Living on Mr. Jefferson’s lawn

Rick Ryckeley's picture

Last winter The Wife took me on a walking tour of her alma mater, the University of Virginia. After an hour tour of the grounds, we wondered to the center of the university.

It was a great expanse of grass that is reverently referred to as “The Lawn.” Standing on the lawn between a statue of Thomas Jefferson on the right side and George Washington on the left, she paused to reflect about her time spent at the school Mr. Jefferson built.

To be sure, I don’t remember her ever being so happy. She explained the significance of the long buildings of cabins that flanked the two men’s statues and the man who designed and built the university.

Mr. Jefferson was not only the third President of the United States and author of the Declaration of Independence, but at age 76, when most of us would be sitting back in rocking chairs enjoying life, he spent all of his fortune to found the University of Virginia.

When I heard this, I asked two questions. “I didn’t know the university was lost,” and, “Why do you keep calling him Mr. Jefferson?”

Both comments received a teacher look from The Wife. Then she answered, “One speaks of Mr. Jefferson as if he is in the other room.”

I didn’t dare ask her why one must speak of Mr. Jefferson that way, but decided instead to ask what I thought was another logical question. “Why is it such a great honor to live on ‘The Lawn’?” I was mistaken.

It seems Mr. Jefferson was also a wiz when it came to building things, but he hated waste. For example, he built a serpentine wall that snakes its way behind a row of building just off the lawn. The wall is only one brick thick, truly a marvel of master masonry. Any more bricks than one thick would be a waste. The wall still stands today.

He also built the single-story dorms with only one room. More would be a waste. Yes, that means no bathrooms. Only the brightest of seniors are chosen by secret ballots to live in the dorms. Just how, I don’t know. The Wife wouldn’t say. It’s a secret.

What’s not a secret is that it is still considered a true honor to live in the small single-room dorms that Mr. Jefferson built so long ago.

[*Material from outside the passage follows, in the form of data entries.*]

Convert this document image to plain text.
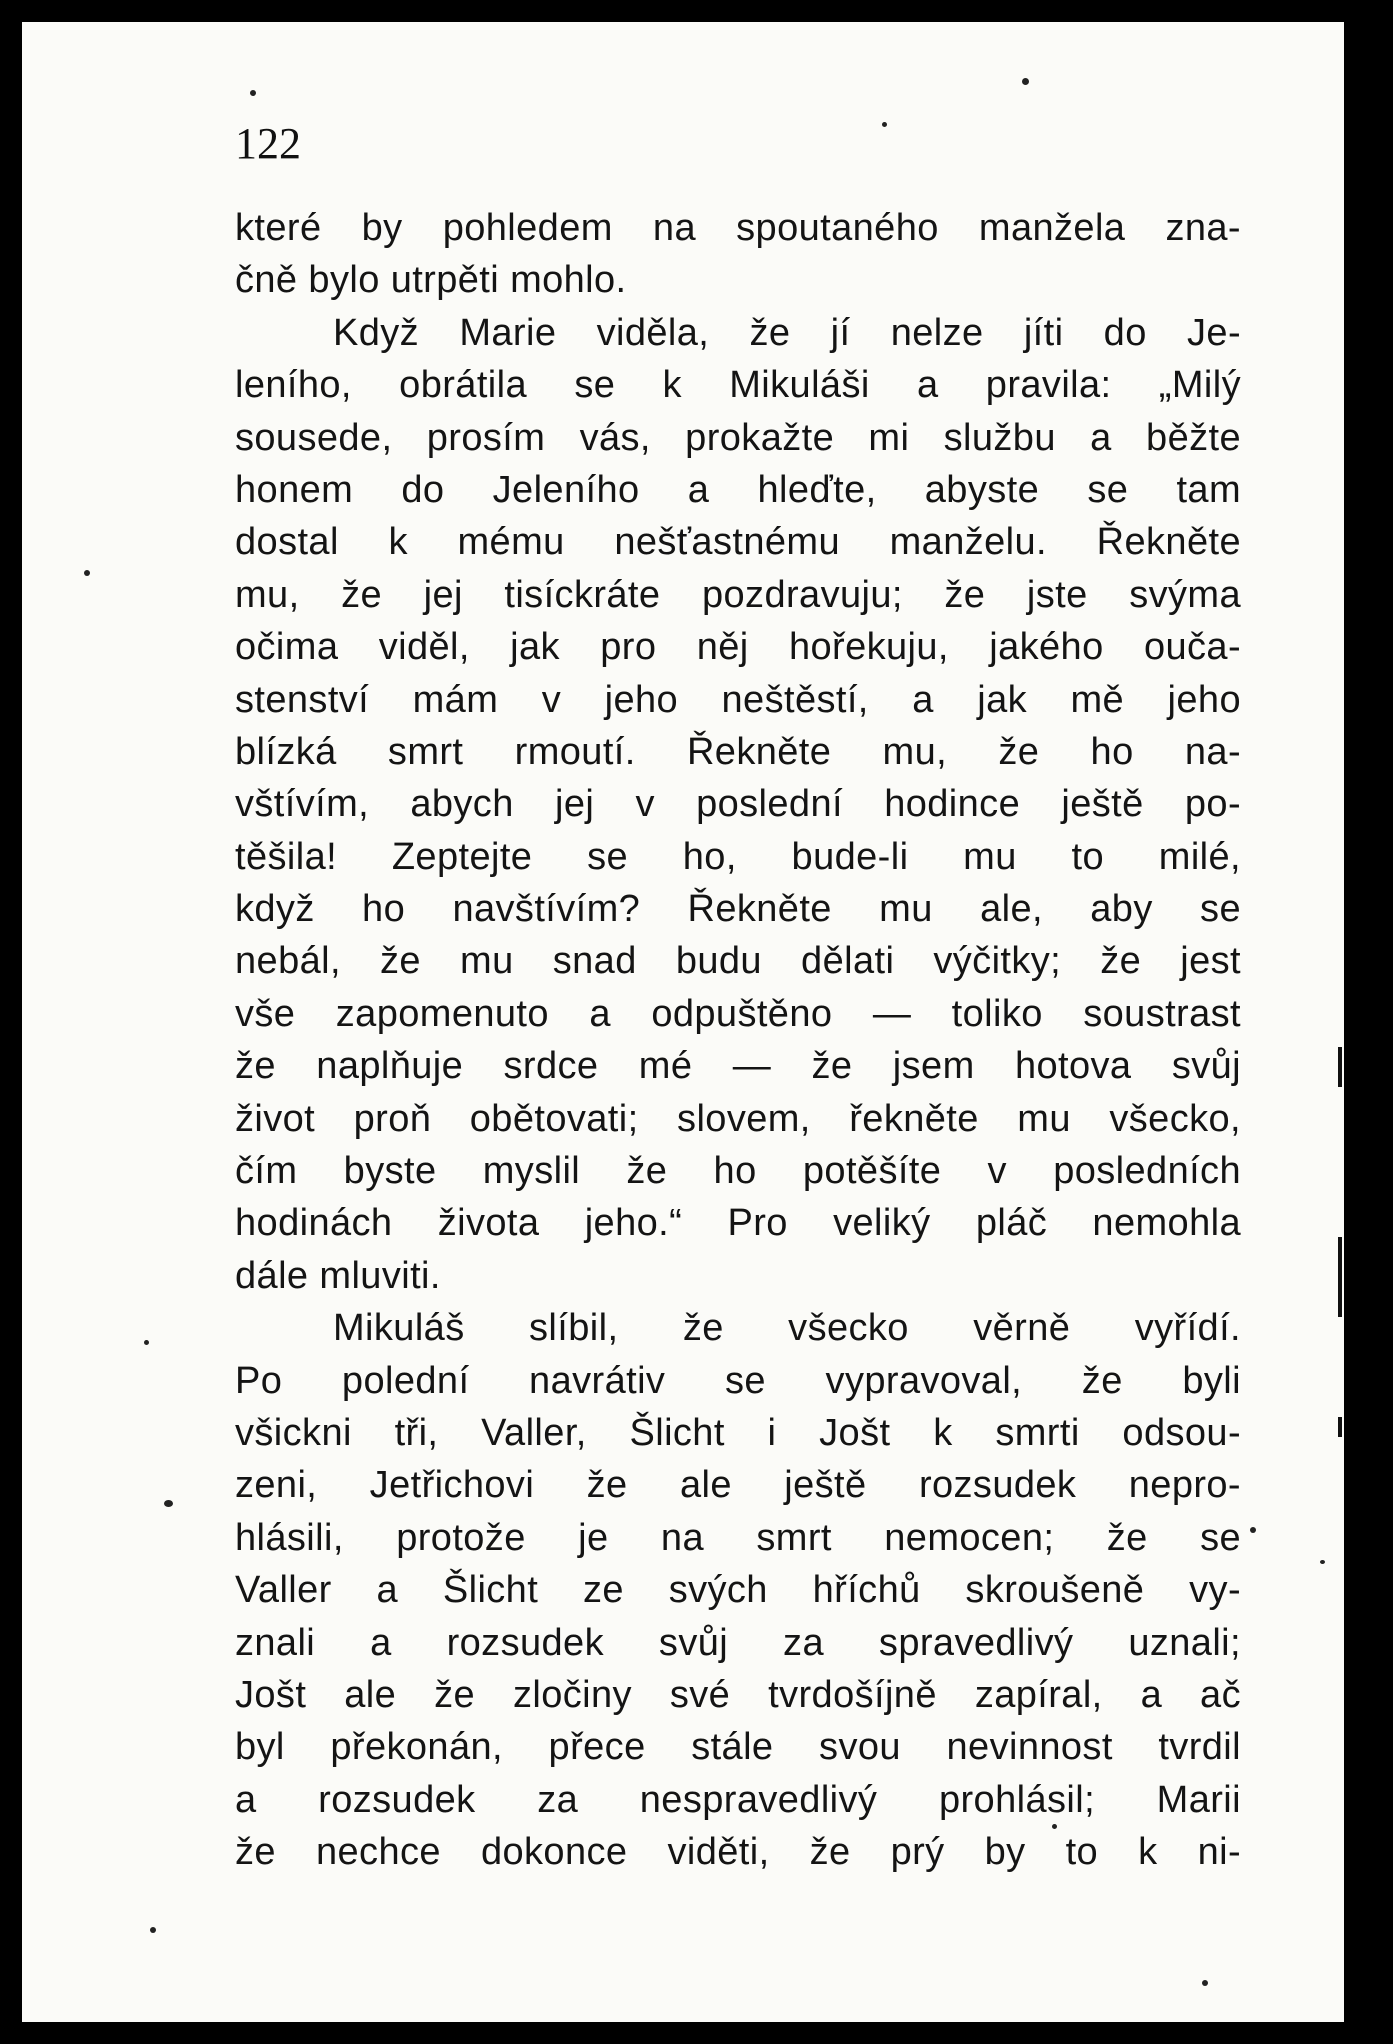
122
které by pohledem na spoutaného manžela zna-
čně bylo utrpěti mohlo.
Když Marie viděla, že jí nelze jíti do Je-
leního, obrátila se k Mikuláši a pravila: „Milý
sousede, prosím vás, prokažte mi službu a běžte
honem do Jeleního a hleďte, abyste se tam
dostal k mému nešťastnému manželu. Řekněte
mu, že jej tisíckráte pozdravuju; že jste svýma
očima viděl, jak pro něj hořekuju, jakého ouča-
stenství mám v jeho neštěstí, a jak mě jeho
blízká smrt rmoutí. Řekněte mu, že ho na-
vštívím, abych jej v poslední hodince ještě po-
těšila! Zeptejte se ho, bude-li mu to milé,
když ho navštívím? Řekněte mu ale, aby se
nebál, že mu snad budu dělati výčitky; že jest
vše zapomenuto a odpuštěno — toliko soustrast
že naplňuje srdce mé — že jsem hotova svůj
život proň obětovati; slovem, řekněte mu všecko,
čím byste myslil že ho potěšíte v posledních
hodinách života jeho.“ Pro veliký pláč nemohla
dále mluviti.
Mikuláš slíbil, že všecko věrně vyřídí.
Po polední navrátiv se vypravoval, že byli
všickni tři, Valler, Šlicht i Jošt k smrti odsou-
zeni, Jetřichovi že ale ještě rozsudek nepro-
hlásili, protože je na smrt nemocen; že se
Valler a Šlicht ze svých hříchů skroušeně vy-
znali a rozsudek svůj za spravedlivý uznali;
Jošt ale že zločiny své tvrdošíjně zapíral, a ač
byl překonán, přece stále svou nevinnost tvrdil
a rozsudek za nespravedlivý prohlásil; Marii
že nechce dokonce viděti, že prý by to k ni-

Growing up at 110 Flamingo Street, I was never considered to be the brightest student at Mount Olive Elementary School. Even so, I still lived on “The Lawn” and I didn’t have to travel anywhere near Virginia. I just had to walk next-door to Neighbor Thomas’s backyard.

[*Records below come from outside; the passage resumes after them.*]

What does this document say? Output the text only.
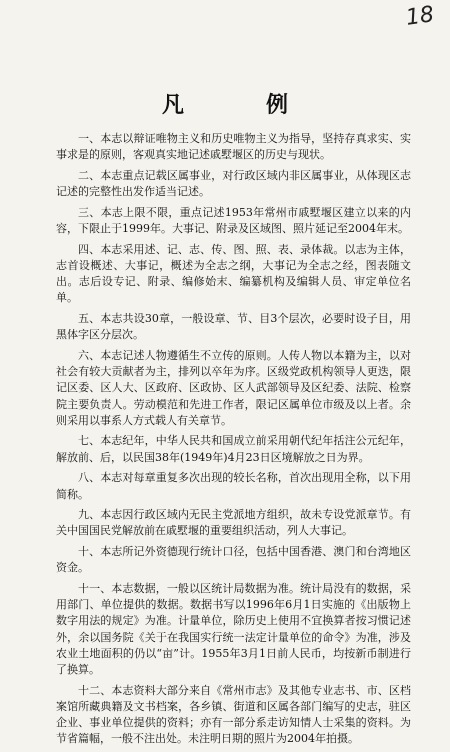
18
凡　例

一、本志以辩证唯物主义和历史唯物主义为指导，坚持存真求实、实事求是的原则，客观真实地记述戚墅堰区的历史与现状。

二、本志重点记载区属事业，对行政区域内非区属事业，从体现区志记述的完整性出发作适当记述。

三、本志上限不限，重点记述1953年常州市戚墅堰区建立以来的内容，下限止于1999年。大事记、附录及区域图、照片延记至2004年末。

四、本志采用述、记、志、传、图、照、表、录体裁。以志为主体，志首设概述、大事记，概述为全志之纲，大事记为全志之经，图表随文出。志后设专记、附录、编修始末、编纂机构及编辑人员、审定单位名单。

五、本志共设30章，一般设章、节、目3个层次，必要时设子目，用黑体字区分层次。

六、本志记述人物遵循生不立传的原则。人传人物以本籍为主，以对社会有较大贡献者为主，排列以卒年为序。区级党政机构领导人更迭，限记区委、区人大、区政府、区政协、区人武部领导及区纪委、法院、检察院主要负责人。劳动模范和先进工作者，限记区属单位市级及以上者。余则采用以事系人方式载人有关章节。

七、本志纪年，中华人民共和国成立前采用朝代纪年括注公元纪年，解放前、后，以民国38年(1949年)4月23日区境解放之日为界。

八、本志对每章重复多次出现的较长名称，首次出现用全称，以下用简称。

九、本志因行政区域内无民主党派地方组织，故未专设党派章节。有关中国国民党解放前在戚墅堰的重要组织活动，列人大事记。

十、本志所记外资德现行统计口径，包括中国香港、澳门和台湾地区资金。

十一、本志数据，一般以区统计局数据为准。统计局没有的数据，采用部门、单位提供的数据。数据书写以1996年6月1日实施的《出版物上数字用法的规定》为准。计量单位，除历史上使用不宜换算者按习惯记述外，余以国务院《关于在我国实行统一法定计量单位的命令》为准，涉及农业土地面积的仍以“亩”计。1955年3月1日前人民币，均按新币制进行了换算。

十二、本志资料大部分来自《常州市志》及其他专业志书、市、区档案馆所藏典籍及文书档案，各乡镇、街道和区属各部门编写的史志，驻区企业、事业单位提供的资料；亦有一部分系走访知情人士采集的资料。为节省篇幅，一般不注出处。未注明日期的照片为2004年拍摄。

During the summers, my three brothers and I set up our tents. We spent almost every night catching lightning bugs in jars, flinging flaming roasted marshmallows at each other and trying not to fall asleep in our tents for fear being eaten by the nearby swamp monster.

And if you’re wondering, like the dorms Mr. Jefferson built, accommodations while living on Thomas’s lawn were also just one room with no facilities.

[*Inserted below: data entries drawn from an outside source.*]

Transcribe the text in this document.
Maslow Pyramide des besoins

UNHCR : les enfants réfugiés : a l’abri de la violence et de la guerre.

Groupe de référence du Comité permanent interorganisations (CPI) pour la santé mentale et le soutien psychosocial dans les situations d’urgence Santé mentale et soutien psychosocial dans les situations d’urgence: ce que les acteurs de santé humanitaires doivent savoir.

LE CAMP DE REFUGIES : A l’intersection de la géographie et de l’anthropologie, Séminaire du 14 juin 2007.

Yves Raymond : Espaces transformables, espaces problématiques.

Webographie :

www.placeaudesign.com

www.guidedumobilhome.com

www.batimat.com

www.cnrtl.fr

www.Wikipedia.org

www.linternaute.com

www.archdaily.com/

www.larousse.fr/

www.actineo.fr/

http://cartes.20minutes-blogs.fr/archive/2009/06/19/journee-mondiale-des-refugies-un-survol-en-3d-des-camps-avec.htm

That’s where the jar of lightning bugs came in. It was a long dark walk to the closest bathroom.

There is a saying around our house that is quite simple, kinda like me. It goes, “If I haven’t heard about it or don’t already know about it, then it can’t possibly be true or exist.”

It’s similar logic to closing your eyes in hopes the action will abate any attack by a swamp monster in a dark tent or sticking one’s head in the sand. Monsters will still attack even if their victim has his eyes closed. And the only thing accomplished by sticking one’s head in the sand is of course the filling of one’s ears with sand.

Before our little trip, I had never heard that living on Mr. Jefferson’s lawn was so prestigious. Even though I didn’t know about it, it’s still as true today as it was the first day the University of Virginia opened.

That’s okay; The Wife never knew that living in Mr. Thomas’s backyard was so much fun. Swamp monster and all.